Within this channel, an additional line defect parallel to the x axis should therefore produce a point-defect zero-mode that decays exponentially in all directions. We can verify this directly. For a central dimerization defect as in figure B1(c), the effective masses are given by ${{m}_{X}}(x)={{M}_{X}}\,\text{sgn}\,x$ and ${{m}_{Y}}\left(\,y\right)={{M}_{Y}}\,\text{sgn}\,y$, with ${{M}_{X}}=u-{{u}^{\prime}}>0$ and ${{M}_{Y}}=v-{{v}^{\prime}}>0$. While $\left[{{\mathcal{H}}_{X}},{{\mathcal{H}}_{Y}}\right]\ne 0$, we have ${{\left(\left[{{\mathcal{H}}_{X}},{{\mathcal{H}}_{Y}}\right]\right)}_{BB}}=0$, so that the point-defect zero mode on the minority sublattice can be obtained by separation of variables,

$$\begin{eqnarray}&&|{{\psi}_{-}}(x,y)\rangle \propto {{\text{e}}^{-\frac{{{M}_{X}}}{{{v}_{X}}}|x|}}{{\text{e}}^{-\frac{{{M}_{Y}}}{{{v}_{Y}}}|\,y|}}|B(x,y)\rangle.\end{eqnarray} \tag{ B.14 }$$

This indeed corresponds to the continuum limit of the tight-binding solution (B.6). We can again verify directly that this state is not affected by the symmetry-breaking terms H_XY.

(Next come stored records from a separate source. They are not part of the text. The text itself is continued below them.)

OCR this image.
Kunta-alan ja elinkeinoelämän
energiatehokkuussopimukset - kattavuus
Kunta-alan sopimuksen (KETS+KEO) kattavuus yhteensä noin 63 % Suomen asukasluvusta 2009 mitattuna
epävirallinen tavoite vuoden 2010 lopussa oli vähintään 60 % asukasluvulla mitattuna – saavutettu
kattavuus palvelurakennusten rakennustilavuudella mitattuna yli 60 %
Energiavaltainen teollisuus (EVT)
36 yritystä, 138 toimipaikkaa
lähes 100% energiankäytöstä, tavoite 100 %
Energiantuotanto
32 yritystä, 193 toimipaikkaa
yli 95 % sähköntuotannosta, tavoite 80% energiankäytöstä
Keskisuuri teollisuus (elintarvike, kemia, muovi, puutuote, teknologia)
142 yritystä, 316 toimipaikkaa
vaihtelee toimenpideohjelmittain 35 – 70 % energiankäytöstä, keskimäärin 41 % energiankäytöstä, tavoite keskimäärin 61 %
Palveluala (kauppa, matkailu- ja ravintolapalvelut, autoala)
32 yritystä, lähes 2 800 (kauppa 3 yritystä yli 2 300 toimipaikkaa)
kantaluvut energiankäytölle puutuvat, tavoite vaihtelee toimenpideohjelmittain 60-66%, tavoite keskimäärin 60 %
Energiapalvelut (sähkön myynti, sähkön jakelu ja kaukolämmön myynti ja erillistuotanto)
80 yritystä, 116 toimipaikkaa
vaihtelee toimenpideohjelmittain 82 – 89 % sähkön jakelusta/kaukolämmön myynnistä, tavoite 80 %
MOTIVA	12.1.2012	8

Thus, within the continuum limit the point-defect state can be associated with a nontrivial background mass pattern in the system. Note that when this mass pattern is smoothed out, the mass-gap order parameter ${{m}_{X}}\left(\mathbf{r}\right)+i{{m}_{Y}}\left(\mathbf{r}\right)$ has a non-trivial topology, with a finite winding number as one encircles the origin along a closed loop. This observation establishes an additional connection to systems with charge fractionalization [33].

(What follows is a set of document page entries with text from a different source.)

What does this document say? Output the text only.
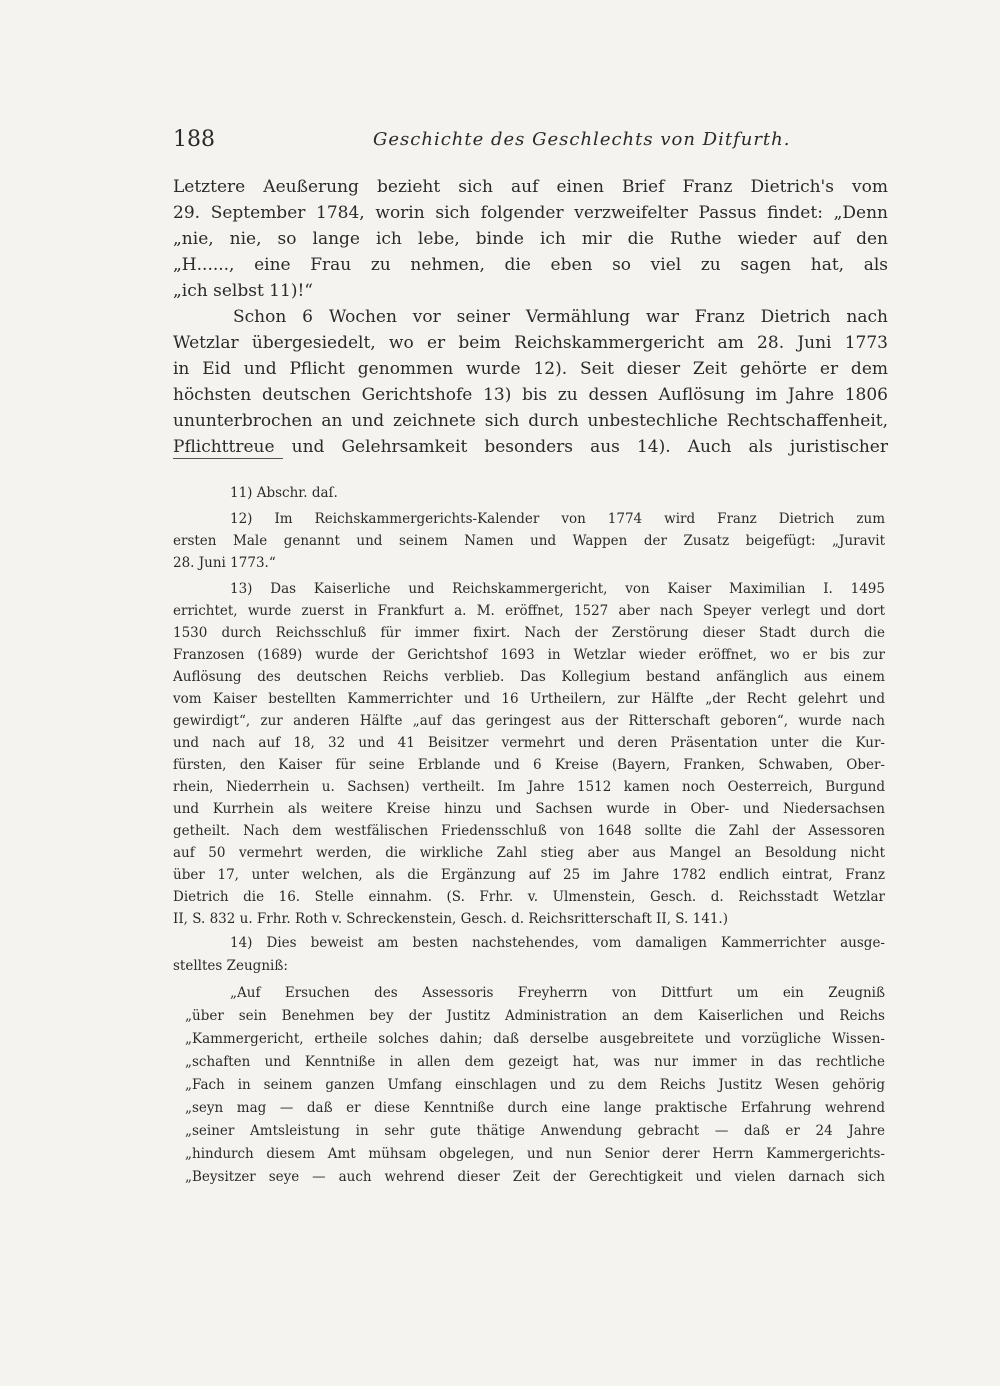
188	Geschichte des Geschlechts von Ditfurth.
Letztere Aeußerung bezieht sich auf einen Brief Franz Dietrich's vom
29. September 1784, worin sich folgender verzweifelter Passus findet: „Denn
„nie, nie, so lange ich lebe, binde ich mir die Ruthe wieder auf den
„H......, eine Frau zu nehmen, die eben so viel zu sagen hat, als
„ich selbst 11)!“
Schon 6 Wochen vor seiner Vermählung war Franz Dietrich nach
Wetzlar übergesiedelt, wo er beim Reichskammergericht am 28. Juni 1773
in Eid und Pflicht genommen wurde 12). Seit dieser Zeit gehörte er dem
höchsten deutschen Gerichtshofe 13) bis zu dessen Auflösung im Jahre 1806
ununterbrochen an und zeichnete sich durch unbestechliche Rechtschaffenheit,
Pflichttreue und Gelehrsamkeit besonders aus 14). Auch als juristischer
11) Abschr. daſ.
12) Im Reichskammergerichts-Kalender von 1774 wird Franz Dietrich zum
ersten Male genannt und seinem Namen und Wappen der Zusatz beigefügt: „Juravit
28. Juni 1773.“
13) Das Kaiserliche und Reichskammergericht, von Kaiser Maximilian I. 1495
errichtet, wurde zuerst in Frankfurt a. M. eröffnet, 1527 aber nach Speyer verlegt und dort
1530 durch Reichsschluß für immer fixirt. Nach der Zerstörung dieser Stadt durch die
Franzosen (1689) wurde der Gerichtshof 1693 in Wetzlar wieder eröffnet, wo er bis zur
Auflösung des deutschen Reichs verblieb. Das Kollegium bestand anfänglich aus einem
vom Kaiser bestellten Kammerrichter und 16 Urtheilern, zur Hälfte „der Recht gelehrt und
gewirdigt“, zur anderen Hälfte „auf das geringest aus der Ritterschaft geboren“, wurde nach
und nach auf 18, 32 und 41 Beisitzer vermehrt und deren Präsentation unter die Kur-
fürsten, den Kaiser für seine Erblande und 6 Kreise (Bayern, Franken, Schwaben, Ober-
rhein, Niederrhein u. Sachsen) vertheilt. Im Jahre 1512 kamen noch Oesterreich, Burgund
und Kurrhein als weitere Kreise hinzu und Sachsen wurde in Ober- und Niedersachsen
getheilt. Nach dem westfälischen Friedensschluß von 1648 sollte die Zahl der Assessoren
auf 50 vermehrt werden, die wirkliche Zahl stieg aber aus Mangel an Besoldung nicht
über 17, unter welchen, als die Ergänzung auf 25 im Jahre 1782 endlich eintrat, Franz
Dietrich die 16. Stelle einnahm. (S. Frhr. v. Ulmenstein, Gesch. d. Reichsstadt Wetzlar
II, S. 832 u. Frhr. Roth v. Schreckenstein, Gesch. d. Reichsritterschaft II, S. 141.)
14) Dies beweist am besten nachstehendes, vom damaligen Kammerrichter ausge-
stelltes Zeugniß:
„Auf Ersuchen des Assessoris Freyherrn von Dittfurt um ein Zeugniß
„über sein Benehmen bey der Justitz Administration an dem Kaiserlichen und Reichs
„Kammergericht, ertheile solches dahin; daß derselbe ausgebreitete und vorzügliche Wissen-
„schaften und Kenntniße in allen dem gezeigt hat, was nur immer in das rechtliche
„Fach in seinem ganzen Umfang einschlagen und zu dem Reichs Justitz Wesen gehörig
„seyn mag — daß er diese Kenntniße durch eine lange praktische Erfahrung wehrend
„seiner Amtsleistung in sehr gute thätige Anwendung gebracht — daß er 24 Jahre
„hindurch diesem Amt mühsam obgelegen, und nun Senior derer Herrn Kammergerichts-
„Beysitzer seye — auch wehrend dieser Zeit der Gerechtigkeit und vielen darnach sich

We conclude by identifying the continuum interpretation of the constraint (6). In the tight-binding model, the position of the virtual Dirac point can be written as ${{\mathbf{k}}_{\pm }}={{\mathbf{K}}_{0}}\pm \text{i}\mathcal{A}$, where the displacement $\mathcal{A}=\left[\ln \left(u/{{u}^{\prime}}\right),\ln \left(v/{{v}^{\prime}}\right)\right]$ can be interpreted as an imaginary pseudo vector potential (in analogy to the description of strained graphene). We then can rewrite equation (6) as

$$\begin{eqnarray}&&{{\mathcal{A}}_{y;n+1,m}}-{{\mathcal{A}}_{y;n,m}}={{\mathcal{A}}_{x;n,m+1}}-{{\mathcal{A}}_{x;n,m}}\to {{\partial}_{x}}{{\mathcal{A}}_{y}}={{\partial}_{y}}{{\mathcal{A}}_{x}},\end{eqnarray} \tag{ B.15 }$$

therefore $\nabla \times \mathcal{A}=0$. Thus, the constraint on the disorder can be naturally interpreted as the condition of a vanishing deformation-induced pseudomagnetic field.